It takes a special kind of star to remain in the limelight after passing to the Great Beyond, and Elvis is still the King when it comes to generating big bucks from the grave. While moldering for 27 years now, Elvis managed to crank out $40m last year alone for sweet little Lisa Marie, according to Forbes.
The list of smoking hot deceased:
1. Elvis Presley $40m
2. Charles Schulz $35m
3. JRR Tolkien $23m
4. John Lennon $21m
5. Theodor "Dr. Seuss" Geisel $18m
6. Marilyn Monroe $8m
7. George Harrison $7m
=7. Irving Berlin $7m
=7. Bob Marley $7m
10. Richard Rodgers $6.5m
11. George and Ira Gershwin $6m
=11. Jimi Hendrix $6m
=11. Alan Jay Lerner and Frederick Loewe $6m
=11. Cole Porter $6m
15. James Dean $5m
=15. Dale Earnhardt Sr $5m
=15. Jerry Garcia $5m
=15. Freddie Mercury $5m
=15. Tupac Shakur $5m
=15. Frank Sinatra $5m
And speaking of the dear departed, Halloween is all about blurring the line between the quick and the really, really slow.
We love the adrenaline stab of a good spooking - we pay dearly to have the tingle chased down our spines. Why is this? Until very recently in human history (and still today in some American Indian, African animist, and Asian ancestor worship cultures) the presence of the dead among the living was felt to be very real. The action of the dead over the living was an essential part of life itself, and all of existence was filled with spirits, many malevolent and jealous of the living. We modern "sophisticates" get a charge out of being reminded of this in a safe, contemporary setting from which we can escape, like a movie theater or a haunted house.

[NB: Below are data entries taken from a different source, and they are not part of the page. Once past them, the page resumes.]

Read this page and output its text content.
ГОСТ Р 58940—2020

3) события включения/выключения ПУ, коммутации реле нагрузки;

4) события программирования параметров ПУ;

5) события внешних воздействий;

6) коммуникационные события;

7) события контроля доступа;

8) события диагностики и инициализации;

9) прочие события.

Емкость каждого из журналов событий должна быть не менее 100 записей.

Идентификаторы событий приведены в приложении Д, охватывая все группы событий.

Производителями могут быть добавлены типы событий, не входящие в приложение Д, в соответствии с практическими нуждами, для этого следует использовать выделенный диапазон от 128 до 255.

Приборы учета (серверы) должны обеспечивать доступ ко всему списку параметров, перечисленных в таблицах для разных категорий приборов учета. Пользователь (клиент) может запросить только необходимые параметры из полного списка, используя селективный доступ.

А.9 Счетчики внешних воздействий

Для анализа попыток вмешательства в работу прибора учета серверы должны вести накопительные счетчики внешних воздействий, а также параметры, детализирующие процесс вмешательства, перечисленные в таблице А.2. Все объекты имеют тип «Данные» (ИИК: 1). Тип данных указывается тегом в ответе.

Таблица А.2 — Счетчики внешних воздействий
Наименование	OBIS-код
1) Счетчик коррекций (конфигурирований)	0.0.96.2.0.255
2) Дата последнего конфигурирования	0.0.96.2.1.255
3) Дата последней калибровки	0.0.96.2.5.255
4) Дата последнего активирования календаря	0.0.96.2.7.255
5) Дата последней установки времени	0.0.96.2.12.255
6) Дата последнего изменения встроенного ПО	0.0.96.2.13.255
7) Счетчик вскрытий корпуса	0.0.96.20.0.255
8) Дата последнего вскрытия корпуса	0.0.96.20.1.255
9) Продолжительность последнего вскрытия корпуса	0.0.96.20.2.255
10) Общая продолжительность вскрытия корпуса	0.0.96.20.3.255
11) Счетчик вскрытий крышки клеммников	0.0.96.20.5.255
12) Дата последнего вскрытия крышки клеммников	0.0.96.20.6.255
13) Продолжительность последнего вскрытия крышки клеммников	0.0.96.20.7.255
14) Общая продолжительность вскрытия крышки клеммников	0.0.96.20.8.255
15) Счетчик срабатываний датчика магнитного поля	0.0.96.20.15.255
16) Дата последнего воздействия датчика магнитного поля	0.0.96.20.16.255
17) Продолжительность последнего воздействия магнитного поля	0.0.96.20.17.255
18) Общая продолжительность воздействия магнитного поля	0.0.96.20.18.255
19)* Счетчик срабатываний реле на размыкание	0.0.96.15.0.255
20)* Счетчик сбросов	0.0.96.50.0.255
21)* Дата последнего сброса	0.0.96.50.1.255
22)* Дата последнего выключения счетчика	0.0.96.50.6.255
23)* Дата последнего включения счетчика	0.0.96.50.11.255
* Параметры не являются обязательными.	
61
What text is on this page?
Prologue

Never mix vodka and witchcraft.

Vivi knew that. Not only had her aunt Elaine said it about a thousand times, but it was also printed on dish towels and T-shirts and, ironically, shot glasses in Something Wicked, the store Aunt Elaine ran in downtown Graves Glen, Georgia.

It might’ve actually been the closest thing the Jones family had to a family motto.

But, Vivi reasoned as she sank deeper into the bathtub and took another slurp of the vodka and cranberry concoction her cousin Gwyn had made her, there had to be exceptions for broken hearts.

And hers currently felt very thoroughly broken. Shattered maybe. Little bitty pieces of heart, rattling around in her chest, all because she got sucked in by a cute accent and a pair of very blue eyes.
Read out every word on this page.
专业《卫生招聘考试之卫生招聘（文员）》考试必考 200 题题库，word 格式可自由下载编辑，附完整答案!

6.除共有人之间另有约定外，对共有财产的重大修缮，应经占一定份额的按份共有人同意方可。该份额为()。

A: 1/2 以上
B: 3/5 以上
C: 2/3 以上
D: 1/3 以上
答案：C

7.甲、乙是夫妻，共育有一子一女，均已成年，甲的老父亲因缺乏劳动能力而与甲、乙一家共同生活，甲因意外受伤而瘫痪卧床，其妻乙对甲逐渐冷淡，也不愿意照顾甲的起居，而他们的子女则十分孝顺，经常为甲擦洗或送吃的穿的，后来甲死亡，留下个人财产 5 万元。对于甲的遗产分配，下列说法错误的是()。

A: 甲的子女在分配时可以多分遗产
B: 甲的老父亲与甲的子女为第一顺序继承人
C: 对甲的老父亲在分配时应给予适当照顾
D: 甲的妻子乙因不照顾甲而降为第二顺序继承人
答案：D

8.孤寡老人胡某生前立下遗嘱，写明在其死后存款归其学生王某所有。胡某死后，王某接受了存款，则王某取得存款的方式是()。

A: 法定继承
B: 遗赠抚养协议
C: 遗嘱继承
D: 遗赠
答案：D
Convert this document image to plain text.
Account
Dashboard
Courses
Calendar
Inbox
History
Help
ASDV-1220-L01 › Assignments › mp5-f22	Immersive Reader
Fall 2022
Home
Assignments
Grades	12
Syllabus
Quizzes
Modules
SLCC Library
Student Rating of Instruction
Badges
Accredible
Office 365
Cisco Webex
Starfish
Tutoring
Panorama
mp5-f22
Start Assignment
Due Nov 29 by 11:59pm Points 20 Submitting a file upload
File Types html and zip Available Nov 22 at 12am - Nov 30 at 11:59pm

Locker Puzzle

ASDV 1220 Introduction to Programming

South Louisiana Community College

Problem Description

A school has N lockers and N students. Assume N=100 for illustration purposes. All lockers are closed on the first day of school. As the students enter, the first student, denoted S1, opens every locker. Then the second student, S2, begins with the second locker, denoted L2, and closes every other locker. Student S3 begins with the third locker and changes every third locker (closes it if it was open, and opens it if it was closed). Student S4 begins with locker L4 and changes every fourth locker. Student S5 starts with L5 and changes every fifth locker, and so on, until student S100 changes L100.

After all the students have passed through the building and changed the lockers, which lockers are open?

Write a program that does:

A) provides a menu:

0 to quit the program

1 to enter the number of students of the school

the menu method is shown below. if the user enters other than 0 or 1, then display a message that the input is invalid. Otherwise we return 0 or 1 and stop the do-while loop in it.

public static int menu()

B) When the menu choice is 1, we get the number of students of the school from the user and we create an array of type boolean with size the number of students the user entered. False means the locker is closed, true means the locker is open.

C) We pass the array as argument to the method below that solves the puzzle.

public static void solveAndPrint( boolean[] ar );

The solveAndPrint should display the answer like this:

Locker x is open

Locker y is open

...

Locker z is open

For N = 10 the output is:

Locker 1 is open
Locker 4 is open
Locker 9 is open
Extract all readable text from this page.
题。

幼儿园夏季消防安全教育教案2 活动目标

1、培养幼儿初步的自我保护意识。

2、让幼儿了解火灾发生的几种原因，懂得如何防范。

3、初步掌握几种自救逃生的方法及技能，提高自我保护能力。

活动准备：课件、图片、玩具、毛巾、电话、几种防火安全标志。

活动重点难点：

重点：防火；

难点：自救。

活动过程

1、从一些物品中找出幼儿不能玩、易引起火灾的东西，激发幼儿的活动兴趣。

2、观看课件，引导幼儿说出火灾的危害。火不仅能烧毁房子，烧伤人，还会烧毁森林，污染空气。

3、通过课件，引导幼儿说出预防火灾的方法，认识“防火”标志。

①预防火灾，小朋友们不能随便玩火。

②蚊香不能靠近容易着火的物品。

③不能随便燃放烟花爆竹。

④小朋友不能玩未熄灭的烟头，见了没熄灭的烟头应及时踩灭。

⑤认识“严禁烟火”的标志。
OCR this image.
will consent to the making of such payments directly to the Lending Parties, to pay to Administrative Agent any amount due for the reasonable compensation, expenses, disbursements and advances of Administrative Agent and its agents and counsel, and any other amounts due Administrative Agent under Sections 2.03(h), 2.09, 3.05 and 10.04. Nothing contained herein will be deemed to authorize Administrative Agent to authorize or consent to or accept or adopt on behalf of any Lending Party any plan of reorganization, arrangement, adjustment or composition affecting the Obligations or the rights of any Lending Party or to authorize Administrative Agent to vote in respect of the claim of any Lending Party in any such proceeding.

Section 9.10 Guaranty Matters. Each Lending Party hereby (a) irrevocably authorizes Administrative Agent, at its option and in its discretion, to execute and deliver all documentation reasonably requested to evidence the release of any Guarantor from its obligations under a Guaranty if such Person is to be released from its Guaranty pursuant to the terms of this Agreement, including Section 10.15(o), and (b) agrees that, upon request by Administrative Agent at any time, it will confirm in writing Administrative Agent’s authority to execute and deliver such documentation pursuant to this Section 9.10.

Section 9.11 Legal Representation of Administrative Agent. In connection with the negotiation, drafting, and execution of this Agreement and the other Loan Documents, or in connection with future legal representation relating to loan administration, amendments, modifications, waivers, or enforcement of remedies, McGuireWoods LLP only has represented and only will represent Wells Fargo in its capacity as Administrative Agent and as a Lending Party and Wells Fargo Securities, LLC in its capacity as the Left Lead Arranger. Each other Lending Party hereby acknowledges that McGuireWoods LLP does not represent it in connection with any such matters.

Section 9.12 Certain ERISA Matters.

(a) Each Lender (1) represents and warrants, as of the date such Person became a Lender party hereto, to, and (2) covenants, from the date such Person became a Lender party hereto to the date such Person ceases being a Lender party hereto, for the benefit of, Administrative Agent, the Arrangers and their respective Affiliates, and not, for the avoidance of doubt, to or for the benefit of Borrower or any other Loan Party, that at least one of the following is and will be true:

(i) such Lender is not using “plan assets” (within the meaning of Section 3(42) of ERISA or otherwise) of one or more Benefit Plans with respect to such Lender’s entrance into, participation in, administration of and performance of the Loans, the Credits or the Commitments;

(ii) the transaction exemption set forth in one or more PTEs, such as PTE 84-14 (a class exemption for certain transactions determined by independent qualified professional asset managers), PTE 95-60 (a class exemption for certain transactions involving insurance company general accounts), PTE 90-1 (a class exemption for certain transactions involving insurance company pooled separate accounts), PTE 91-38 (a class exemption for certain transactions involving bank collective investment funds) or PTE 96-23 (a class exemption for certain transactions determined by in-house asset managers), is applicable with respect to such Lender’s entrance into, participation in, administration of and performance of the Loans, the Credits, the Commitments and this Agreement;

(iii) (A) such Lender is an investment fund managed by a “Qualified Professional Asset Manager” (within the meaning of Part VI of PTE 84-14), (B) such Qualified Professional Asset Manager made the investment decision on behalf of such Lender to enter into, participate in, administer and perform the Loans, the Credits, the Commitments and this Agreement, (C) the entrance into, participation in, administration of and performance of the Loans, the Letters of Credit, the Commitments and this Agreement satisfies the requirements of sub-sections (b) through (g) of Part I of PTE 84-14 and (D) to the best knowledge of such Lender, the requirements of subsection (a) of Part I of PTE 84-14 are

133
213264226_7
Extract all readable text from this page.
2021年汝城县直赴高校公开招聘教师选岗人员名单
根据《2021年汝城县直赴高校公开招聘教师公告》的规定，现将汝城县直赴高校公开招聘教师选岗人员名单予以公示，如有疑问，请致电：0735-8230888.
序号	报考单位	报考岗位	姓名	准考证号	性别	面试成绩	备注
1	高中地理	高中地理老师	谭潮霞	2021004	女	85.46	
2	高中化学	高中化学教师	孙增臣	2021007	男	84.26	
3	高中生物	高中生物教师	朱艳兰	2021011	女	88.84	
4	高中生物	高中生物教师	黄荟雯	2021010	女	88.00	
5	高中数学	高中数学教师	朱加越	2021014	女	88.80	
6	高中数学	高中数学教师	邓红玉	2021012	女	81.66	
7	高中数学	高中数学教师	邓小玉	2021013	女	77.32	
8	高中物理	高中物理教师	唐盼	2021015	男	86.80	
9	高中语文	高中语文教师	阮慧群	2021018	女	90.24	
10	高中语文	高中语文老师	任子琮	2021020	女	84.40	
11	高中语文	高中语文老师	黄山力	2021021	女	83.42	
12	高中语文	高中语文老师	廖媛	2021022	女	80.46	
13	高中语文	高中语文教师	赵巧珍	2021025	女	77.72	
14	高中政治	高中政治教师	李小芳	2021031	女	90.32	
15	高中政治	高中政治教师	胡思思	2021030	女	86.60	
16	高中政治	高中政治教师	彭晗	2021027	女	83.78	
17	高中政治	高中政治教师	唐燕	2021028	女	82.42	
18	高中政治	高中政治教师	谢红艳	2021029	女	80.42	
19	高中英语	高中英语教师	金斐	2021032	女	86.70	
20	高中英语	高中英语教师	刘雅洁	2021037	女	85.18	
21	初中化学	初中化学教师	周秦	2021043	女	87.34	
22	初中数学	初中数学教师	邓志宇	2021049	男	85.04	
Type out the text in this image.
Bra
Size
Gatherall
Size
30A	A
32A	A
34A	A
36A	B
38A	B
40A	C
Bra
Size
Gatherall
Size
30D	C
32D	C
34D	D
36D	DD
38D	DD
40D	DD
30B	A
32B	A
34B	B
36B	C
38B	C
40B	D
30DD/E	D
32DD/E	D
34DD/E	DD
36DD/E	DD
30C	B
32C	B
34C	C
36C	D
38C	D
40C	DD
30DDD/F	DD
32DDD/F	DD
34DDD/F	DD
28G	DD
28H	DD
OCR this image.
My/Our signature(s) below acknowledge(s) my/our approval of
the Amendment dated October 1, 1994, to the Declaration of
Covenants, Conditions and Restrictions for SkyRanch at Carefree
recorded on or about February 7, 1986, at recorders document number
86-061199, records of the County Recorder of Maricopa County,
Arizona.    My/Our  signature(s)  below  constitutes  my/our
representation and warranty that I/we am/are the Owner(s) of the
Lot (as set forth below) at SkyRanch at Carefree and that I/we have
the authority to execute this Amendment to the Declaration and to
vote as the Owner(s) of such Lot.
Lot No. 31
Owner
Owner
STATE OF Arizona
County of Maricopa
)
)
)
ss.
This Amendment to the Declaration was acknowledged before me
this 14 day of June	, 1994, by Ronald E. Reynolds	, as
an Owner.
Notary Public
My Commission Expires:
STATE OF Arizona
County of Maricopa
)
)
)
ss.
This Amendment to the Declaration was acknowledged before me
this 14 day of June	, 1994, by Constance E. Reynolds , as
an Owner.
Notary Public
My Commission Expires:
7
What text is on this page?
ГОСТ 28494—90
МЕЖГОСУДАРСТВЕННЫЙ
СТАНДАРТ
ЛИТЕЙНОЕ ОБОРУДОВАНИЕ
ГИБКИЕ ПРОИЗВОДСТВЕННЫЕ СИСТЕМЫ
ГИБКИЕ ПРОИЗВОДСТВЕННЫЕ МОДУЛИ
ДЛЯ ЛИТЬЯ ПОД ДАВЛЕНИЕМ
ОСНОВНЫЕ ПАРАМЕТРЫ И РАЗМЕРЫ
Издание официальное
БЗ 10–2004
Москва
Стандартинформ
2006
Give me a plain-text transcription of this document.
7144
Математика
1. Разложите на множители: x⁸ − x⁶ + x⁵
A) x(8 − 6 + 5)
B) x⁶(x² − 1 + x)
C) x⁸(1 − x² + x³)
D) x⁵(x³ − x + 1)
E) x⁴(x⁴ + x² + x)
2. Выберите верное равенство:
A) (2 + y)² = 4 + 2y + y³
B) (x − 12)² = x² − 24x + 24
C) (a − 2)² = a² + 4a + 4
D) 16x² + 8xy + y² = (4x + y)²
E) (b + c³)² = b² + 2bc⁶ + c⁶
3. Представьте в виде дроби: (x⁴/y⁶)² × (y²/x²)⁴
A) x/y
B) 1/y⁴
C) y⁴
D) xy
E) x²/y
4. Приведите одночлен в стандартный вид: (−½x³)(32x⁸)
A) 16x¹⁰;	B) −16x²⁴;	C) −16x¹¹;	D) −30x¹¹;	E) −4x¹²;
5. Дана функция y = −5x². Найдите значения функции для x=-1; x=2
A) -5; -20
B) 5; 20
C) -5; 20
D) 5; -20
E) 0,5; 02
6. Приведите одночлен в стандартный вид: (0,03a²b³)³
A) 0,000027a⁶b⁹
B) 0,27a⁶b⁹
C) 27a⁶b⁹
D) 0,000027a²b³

So while the fascination with the living dead is as old as mankind, in the scientific, sophisticated America of the 21st century, these impulses are now centered upon popular culture and Halloween, which is still the seam between the warm vibrant life of summer and the cold still death of winter, when trees protest the chill of lengthening nights and the waning strength of the sun with a final explosion of color, and the border temporarily vanishes — at least in our imaginations — between the living and the dead, the seen and the unseen.